Last weekend, I had the Z4 out for a second time at one of cart's (www.cartct.com) test and tune days.

I'm having fun with the Z4 as I'm learning its (and my) strengths and weaknesses.

Sport button on, manual mode on the step, mash the go pedal and your eyes sink back in your head - it's a nice feeling, launches like this, after last year's season of discontent off the line with the E46.

First turn was a 540 degree skid pad (one and a half times around a circle), the Z4's really good here, I could tighten up the line (circle) with the throttle and a slight adjustment of the steering wheel - around the circle was pretty fast indeed, got some good time here.

Slaloms were fast, no brakes, just about flat out (the last gate was always a bit scary though).

The downhill, off camber sweeper was a problem - here, the Z4's tail just kept wanting to come out - I finally found a solution in the engagement of the first level of DTC.

There were also a couple of moments where the car would understeer more than I thought appropriate.

Overall, it was a great day, I was pretty fast and clean, my best was a 75 while the two FTD's were just under 70 - I was beating guys on racing tires with my standard runflats. That felt good, but who knows, they may have been pretty sucky (I'm not supposed to care about this stuff, but who can help it?).

However, the runflats seemed to like to slide quite a lot, it was cold and the lot was sandy, but still, grip was relatively poor.

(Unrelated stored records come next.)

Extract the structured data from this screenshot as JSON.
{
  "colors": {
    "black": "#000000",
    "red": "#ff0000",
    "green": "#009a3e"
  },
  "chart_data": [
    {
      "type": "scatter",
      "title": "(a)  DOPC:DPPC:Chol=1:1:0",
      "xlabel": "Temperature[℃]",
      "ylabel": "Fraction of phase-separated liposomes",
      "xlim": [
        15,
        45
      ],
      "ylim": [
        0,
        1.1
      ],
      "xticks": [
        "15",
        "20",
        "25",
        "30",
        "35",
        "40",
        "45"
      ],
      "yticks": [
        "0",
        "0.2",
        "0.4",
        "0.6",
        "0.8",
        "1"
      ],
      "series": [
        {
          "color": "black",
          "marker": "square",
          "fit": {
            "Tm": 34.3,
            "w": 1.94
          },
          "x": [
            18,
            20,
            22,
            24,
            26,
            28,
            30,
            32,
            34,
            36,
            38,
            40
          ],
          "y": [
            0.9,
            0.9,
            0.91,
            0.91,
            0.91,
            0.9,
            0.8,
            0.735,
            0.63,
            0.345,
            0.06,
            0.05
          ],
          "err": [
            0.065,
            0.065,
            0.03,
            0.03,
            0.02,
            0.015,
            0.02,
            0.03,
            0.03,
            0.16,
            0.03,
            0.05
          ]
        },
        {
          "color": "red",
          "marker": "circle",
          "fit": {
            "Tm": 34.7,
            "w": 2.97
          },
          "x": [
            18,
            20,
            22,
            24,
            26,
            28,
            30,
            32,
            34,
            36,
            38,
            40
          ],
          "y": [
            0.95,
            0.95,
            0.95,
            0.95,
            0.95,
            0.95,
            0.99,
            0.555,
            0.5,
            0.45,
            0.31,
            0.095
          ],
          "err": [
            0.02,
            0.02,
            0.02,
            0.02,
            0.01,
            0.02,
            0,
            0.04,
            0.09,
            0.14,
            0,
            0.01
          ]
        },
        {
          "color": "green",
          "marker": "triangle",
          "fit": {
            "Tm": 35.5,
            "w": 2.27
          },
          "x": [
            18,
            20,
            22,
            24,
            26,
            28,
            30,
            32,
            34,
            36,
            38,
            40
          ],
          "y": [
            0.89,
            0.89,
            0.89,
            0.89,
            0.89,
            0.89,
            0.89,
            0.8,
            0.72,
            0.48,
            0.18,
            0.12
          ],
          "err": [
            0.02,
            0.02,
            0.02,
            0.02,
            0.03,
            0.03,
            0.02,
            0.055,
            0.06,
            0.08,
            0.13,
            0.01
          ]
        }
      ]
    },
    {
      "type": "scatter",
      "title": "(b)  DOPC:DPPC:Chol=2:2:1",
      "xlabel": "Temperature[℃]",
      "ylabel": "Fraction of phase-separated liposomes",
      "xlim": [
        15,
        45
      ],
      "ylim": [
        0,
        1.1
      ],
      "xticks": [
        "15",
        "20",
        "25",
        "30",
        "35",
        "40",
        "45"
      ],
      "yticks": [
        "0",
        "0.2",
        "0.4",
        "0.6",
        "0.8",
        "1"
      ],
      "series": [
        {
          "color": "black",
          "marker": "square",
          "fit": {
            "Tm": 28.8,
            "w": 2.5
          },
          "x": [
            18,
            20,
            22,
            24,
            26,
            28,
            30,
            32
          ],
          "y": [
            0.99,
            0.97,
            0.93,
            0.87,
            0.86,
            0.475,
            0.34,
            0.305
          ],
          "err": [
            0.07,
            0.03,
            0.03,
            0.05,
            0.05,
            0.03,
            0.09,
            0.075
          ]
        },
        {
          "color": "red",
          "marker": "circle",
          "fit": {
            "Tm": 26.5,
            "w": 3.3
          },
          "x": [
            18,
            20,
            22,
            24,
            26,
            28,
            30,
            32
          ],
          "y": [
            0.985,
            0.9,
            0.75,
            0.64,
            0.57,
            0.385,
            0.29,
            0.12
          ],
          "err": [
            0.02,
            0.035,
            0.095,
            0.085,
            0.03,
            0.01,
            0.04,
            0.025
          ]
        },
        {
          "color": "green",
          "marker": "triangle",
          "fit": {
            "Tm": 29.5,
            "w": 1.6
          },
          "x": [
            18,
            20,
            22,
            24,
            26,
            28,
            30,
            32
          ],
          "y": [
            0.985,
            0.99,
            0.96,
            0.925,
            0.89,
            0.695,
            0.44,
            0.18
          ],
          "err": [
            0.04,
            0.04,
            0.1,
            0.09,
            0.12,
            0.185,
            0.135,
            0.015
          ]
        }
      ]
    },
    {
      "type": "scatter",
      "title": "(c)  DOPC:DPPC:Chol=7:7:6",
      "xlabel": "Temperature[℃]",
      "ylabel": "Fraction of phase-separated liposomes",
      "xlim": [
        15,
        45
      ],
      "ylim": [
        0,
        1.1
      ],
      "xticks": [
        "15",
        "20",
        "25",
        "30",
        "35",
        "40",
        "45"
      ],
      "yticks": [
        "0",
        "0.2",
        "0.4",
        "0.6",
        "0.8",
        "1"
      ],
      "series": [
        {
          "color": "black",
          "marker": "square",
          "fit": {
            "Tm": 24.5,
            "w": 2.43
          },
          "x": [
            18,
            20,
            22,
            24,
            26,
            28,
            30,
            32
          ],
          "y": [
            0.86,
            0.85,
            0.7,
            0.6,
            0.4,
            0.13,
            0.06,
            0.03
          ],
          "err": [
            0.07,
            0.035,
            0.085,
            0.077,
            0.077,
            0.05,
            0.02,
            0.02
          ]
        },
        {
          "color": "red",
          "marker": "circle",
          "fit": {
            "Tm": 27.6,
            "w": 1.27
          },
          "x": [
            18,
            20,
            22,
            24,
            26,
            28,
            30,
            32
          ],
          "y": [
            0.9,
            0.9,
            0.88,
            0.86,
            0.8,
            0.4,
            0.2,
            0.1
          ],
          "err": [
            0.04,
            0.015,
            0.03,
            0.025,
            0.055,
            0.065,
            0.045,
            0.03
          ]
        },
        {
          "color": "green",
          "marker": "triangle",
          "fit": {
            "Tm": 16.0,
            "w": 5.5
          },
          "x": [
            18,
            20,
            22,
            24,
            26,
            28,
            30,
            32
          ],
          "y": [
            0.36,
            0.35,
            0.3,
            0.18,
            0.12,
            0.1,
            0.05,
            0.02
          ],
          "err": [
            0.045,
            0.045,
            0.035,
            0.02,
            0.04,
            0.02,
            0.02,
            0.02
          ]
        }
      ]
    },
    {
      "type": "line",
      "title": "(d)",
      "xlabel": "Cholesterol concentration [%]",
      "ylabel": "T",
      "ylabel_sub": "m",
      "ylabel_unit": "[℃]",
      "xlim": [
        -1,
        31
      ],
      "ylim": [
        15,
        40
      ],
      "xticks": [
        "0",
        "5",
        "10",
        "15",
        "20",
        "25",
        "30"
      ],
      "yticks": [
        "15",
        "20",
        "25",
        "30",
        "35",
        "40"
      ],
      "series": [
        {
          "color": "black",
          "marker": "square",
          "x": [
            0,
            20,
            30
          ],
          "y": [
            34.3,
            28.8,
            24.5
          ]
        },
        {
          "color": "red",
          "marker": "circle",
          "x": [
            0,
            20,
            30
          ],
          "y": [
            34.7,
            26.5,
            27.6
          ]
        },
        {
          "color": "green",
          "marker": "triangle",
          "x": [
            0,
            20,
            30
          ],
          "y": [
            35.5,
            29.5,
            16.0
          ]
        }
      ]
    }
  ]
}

One of the Z3 guys felt I could pick up at least two seconds if I switched out the run flats............yes, but it's another 800 to 1000 bucks and there we go again $$$

Ed


----------



## cenotaph (Dec 19, 2001)

EdCT said:


> One of the Z3 guys felt I could pick up at least two seconds if I switched out the run flats............yes, but it's another 800 to 1000 bucks and there we go again $$$
> 
> Ed


Maybe, but if those run flats are like the ones on the E90, they go for ~$350 each. That's not cheap either.


----------